While the role and responsibilities of the nuclear submarine arm is not one of guarding the chokepoints but to position themselves at the most appropriate point in the sea to be able to launch their nuclear missiles if India is attacked. They are part of the deterrence capability of the nuclear arsenal and are considered to be the most important of the three modes of delivery of nuclear weapons because of the difficulty in locating and neutralizing them in the open oceans.

They constitute the retaliatory strike component of India’s nuclear policy. It is incumbent on the Government and the Ministry of Environment and Forests to expedite clearances in keeping with the exigencies of environment protection. Other sites must be explored to make sure that the project is completed as soon as possible instead of suffering the unnecessary delays of Karwar on the western seaboard.

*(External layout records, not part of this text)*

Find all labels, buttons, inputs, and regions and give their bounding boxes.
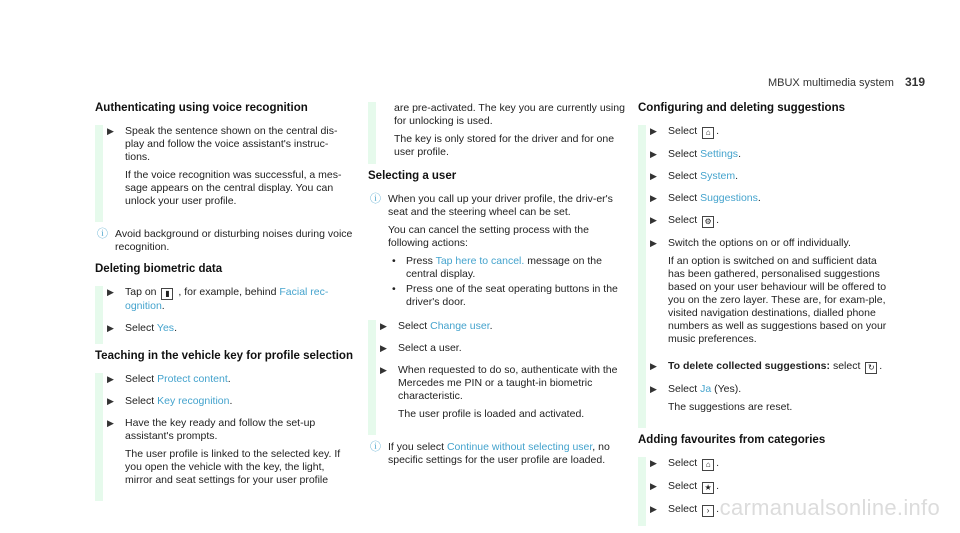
step-item <box>103 417 353 492</box>
step-result: The user profile is loaded and activated. <box>398 408 585 420</box>
heading-teach: Teaching in the vehicle key for profile selection <box>95 350 353 362</box>
step-bar <box>95 286 103 344</box>
step-text: , for example, behind <box>178 286 277 298</box>
note-item <box>368 193 626 311</box>
config-block <box>638 125 896 428</box>
home-icon: ⌂ <box>702 459 714 471</box>
note-item <box>95 228 353 254</box>
step-bar <box>368 320 376 435</box>
step-item: ▶ Select Ja (Yes). The suggestions are reset. <box>646 383 896 419</box>
step-item: ▶ Tap on ▮ , for example, behind Facial rec-ognition. <box>103 286 353 313</box>
column-1 <box>95 102 353 507</box>
heading-auth: Authenticating using voice recognition <box>95 102 308 114</box>
step-text: Select <box>125 395 155 407</box>
yes-link[interactable]: Yes <box>156 322 175 334</box>
reset-icon: ↻ <box>865 362 877 374</box>
step-item <box>376 364 626 426</box>
continue-without-user-link[interactable]: Continue without selecting user <box>446 441 593 453</box>
heading-config: Configuring and deleting suggestions <box>638 102 845 114</box>
continued-text: are pre-activated. The key you are currently using for unlocking is used. <box>394 102 625 127</box>
system-link[interactable]: System <box>700 170 736 182</box>
arrow-right-icon: ▶ <box>107 374 114 384</box>
continued-block <box>368 102 626 164</box>
arrow-right-icon: ▶ <box>650 238 657 248</box>
auth-block <box>95 125 353 222</box>
arrow-right-icon: ▶ <box>650 149 657 159</box>
bullet-list <box>388 255 626 309</box>
change-user-link[interactable]: Change user <box>430 320 490 332</box>
arrow-right-icon: ▶ <box>380 365 387 375</box>
step-item <box>376 342 626 355</box>
suggestions-link[interactable]: Suggestions <box>700 192 758 204</box>
list-item: • Press Tap here to cancel. message on the central display. <box>392 255 602 280</box>
column-3 <box>638 102 896 532</box>
arrow-right-icon: ▶ <box>107 396 114 406</box>
note-text: When you call up your driver profile, the driv-er's seat and the steering wheel can be set. <box>388 193 613 218</box>
note-text: You can cancel the setting process with the following actions: <box>388 224 589 249</box>
list-item: • Press one of the seat operating buttons in the driver's door. <box>392 283 618 308</box>
step-item: ▶ Select Suggestions. <box>646 192 896 205</box>
arrow-right-icon: ▶ <box>650 504 657 514</box>
star-icon: ★ <box>702 482 714 494</box>
gear-icon: ⚙ <box>702 216 714 228</box>
arrow-right-icon: ▶ <box>650 215 657 225</box>
step-item: ▶ Select Settings. <box>646 148 896 161</box>
step-text: When requested to do so, authenticate with the Mercedes me PIN or a taught-in biometric characteristic. <box>398 364 618 402</box>
heading-favourites: Adding favourites from categories <box>638 434 826 446</box>
step-item: ▶ Select System. <box>646 170 896 183</box>
settings-link[interactable]: Settings <box>700 148 739 160</box>
step-text: Tap on <box>125 286 157 298</box>
step-item: ▶ Select Change user. <box>376 320 626 333</box>
heading-select-user: Selecting a user <box>368 170 457 182</box>
teach-block <box>95 373 353 501</box>
watermark: carmanualsonline.info <box>719 495 940 520</box>
info-icon: ⓘ <box>97 228 108 240</box>
arrow-right-icon: ▶ <box>380 321 387 331</box>
step-text: Have the key ready and follow the set-up assistant's prompts. <box>125 417 316 442</box>
protect-content-link[interactable]: Protect content <box>157 373 228 385</box>
step-item <box>103 125 353 213</box>
step-item: ▶ Select ★ . <box>646 480 896 494</box>
step-text: Select <box>125 373 155 385</box>
step-bar <box>95 125 103 222</box>
page-number: 319 <box>904 75 925 89</box>
arrow-right-icon: ▶ <box>107 126 114 136</box>
info-icon: ⓘ <box>370 441 381 453</box>
step-text: Speak the sentence shown on the central dis-play and follow the voice assistant's instruc-tions. <box>125 125 338 163</box>
continued-text: The key is only stored for the driver and for one user profile. <box>394 133 615 158</box>
step-bar <box>638 125 646 428</box>
arrow-right-icon: ▶ <box>650 171 657 181</box>
step-result: The user profile is linked to the selected key. If you open the vehicle with the key, the light, mirror and seat settings for your user profile <box>125 448 341 486</box>
step-item: ▶ Select Yes. <box>103 322 353 335</box>
step-item: ▶ Select ⚙ . <box>646 214 896 228</box>
step-item: ▶ Switch the options on or off individually. If an option is switched on and sufficient data has been gathered, personalised suggestions based on your user behaviour will be offered to you on the zero layer. These are, for exam-ple, visited navigation destinations, dialled phone numbers as well as suggestions based on your music preferences. <box>646 237 896 351</box>
chevron-right-icon: › <box>702 505 714 517</box>
key-recognition-link[interactable]: Key recognition <box>157 395 230 407</box>
arrow-right-icon: ▶ <box>650 481 657 491</box>
ja-link[interactable]: Ja <box>700 383 712 395</box>
arrow-right-icon: ▶ <box>107 418 114 428</box>
step-item: ▶ Select ⌂ . <box>646 457 896 471</box>
step-item: ▶ Select Key recognition. <box>103 395 353 408</box>
arrow-right-icon: ▶ <box>650 126 657 136</box>
arrow-right-icon: ▶ <box>650 361 657 371</box>
step-item: ▶ Select ⌂ . <box>646 125 896 139</box>
page-header <box>768 75 925 89</box>
home-icon: ⌂ <box>702 127 714 139</box>
step-item: ▶ Select › . <box>646 503 896 517</box>
delete-block <box>95 286 353 344</box>
arrow-right-icon: ▶ <box>650 384 657 394</box>
column-2 <box>368 102 626 476</box>
step-text: Select <box>125 322 155 334</box>
step-text: Select a user. <box>398 342 462 354</box>
header-title: MBUX multimedia system <box>767 77 894 89</box>
select-block <box>368 320 626 435</box>
step-bar <box>638 457 646 526</box>
tap-to-cancel-link[interactable]: Tap here to cancel. <box>435 255 525 267</box>
step-item: ▶ To delete collected suggestions: select ↻ . <box>646 360 896 374</box>
arrow-right-icon: ▶ <box>380 343 387 353</box>
facial-recognition-link[interactable]: Facial rec-ognition <box>125 286 329 312</box>
step-result: If the voice recognition was successful, a mes-sage appears on the central display. You can unlock your user profile. <box>125 169 342 207</box>
arrow-right-icon: ▶ <box>650 458 657 468</box>
note-item: ⓘ If you select Continue without selecting user, no specific settings for the user profile are loaded. <box>370 441 610 466</box>
arrow-right-icon: ▶ <box>107 287 114 297</box>
step-item: ▶ Select Protect content. <box>103 373 353 386</box>
info-icon: ⓘ <box>370 193 381 205</box>
step-bar <box>95 373 103 501</box>
arrow-right-icon: ▶ <box>107 323 114 333</box>
note-text: Avoid background or disturbing noises during voice recognition. <box>115 228 353 253</box>
heading-delete: Deleting biometric data <box>95 263 223 275</box>
step-bar <box>368 102 376 164</box>
trash-icon: ▮ <box>161 288 173 300</box>
arrow-right-icon: ▶ <box>650 193 657 203</box>
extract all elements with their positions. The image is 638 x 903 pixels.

Last year on the eve of Navy Day the Flag Officer Commanding-in-Chief, Southern Naval Command had mentioned the offer of the Cochin Port Trust of 650 acres of land at Fort Kochi where it is executing the outer harbor project. The CPT had suggested a cost-sharing basis and the idea was forwarded to the Ministry of Defence.

As part of the Maritime Infrastructure Development initiatives of the Southern Naval Command, he had also disclosed a proposal for 500 meters of berth and 25 acres of land at Vizhinjam has been forwarded for approval by Defence Ministry. Vizhinjam lies at the southern tip of the Indian peninsula and dominates the Indian Ocean and is close to the Hambantota base that China has created in south Sri Lanka and the Chinese facility in Maldives.
 
Existing threats

The Chinese attempt to create a “String of Pearls”-a euphemism given by western observers of the Chinese attempt to set up naval and political contacts all across the Indian Ocean littoral (stretching from the Myanmar owned Coco Island where it has set up an electronic listening post to the Gwadar port in Pakistan’s Baluchistan coast)–has prompted India to pay more attention to its maritime defences.

Among the earliest signs of this orientation was the creation of the Tri-Services Command in the Andaman and Nicobar islands. The more recent was the commissioning of the naval air station INS Baaz at Campbell Bay. Some doubts have been raised about the efficacy of this facility by the failure to detect the Malaysian aircraft as it flew close to Indian air space by diverting from the south-north axis to the east-west route over the Malacca Straits and into the wide expanse of the Indian Ocean.

It is possible that IAF air control radars had been switched off to prevent the Chinese from reading and recording the wavelength at which the radar operates. This became clear when India refused China permission to send ships to search for the wreckage of the Malaysia aircraft to prevent them from fishing for intelligence around Indian naval facilities.

Apart from this existential danger there is another aspect that the Navy needs to keep in mind. That is, that being in an earthquake prone zone there is always imminent danger of a tsunami hitting the naval base and inundating it as happened to much of India’s offshore islands on the eastern seaboard in 2004 when waves rose to 50 ft. The Air Force base was completely destroyed.

Plans for the creation of naval facilities in the Lakshadweep group of islands make eminent sense. The requirement has gained urgency by the discovery of Somalian and east African pirates very close to this island group.

Situated about 300 km from the mainland it can be used as an operational turnaround station for the Indian Navy. Nonetheless, the first requirement would be to raise the level of the island by at least 15 ft to obviate the tendency to flooding after earthquakes as far away as Sumatra. The 2004 tsunami affected coastlines as far away as South America. Even Canada saw the waves rise.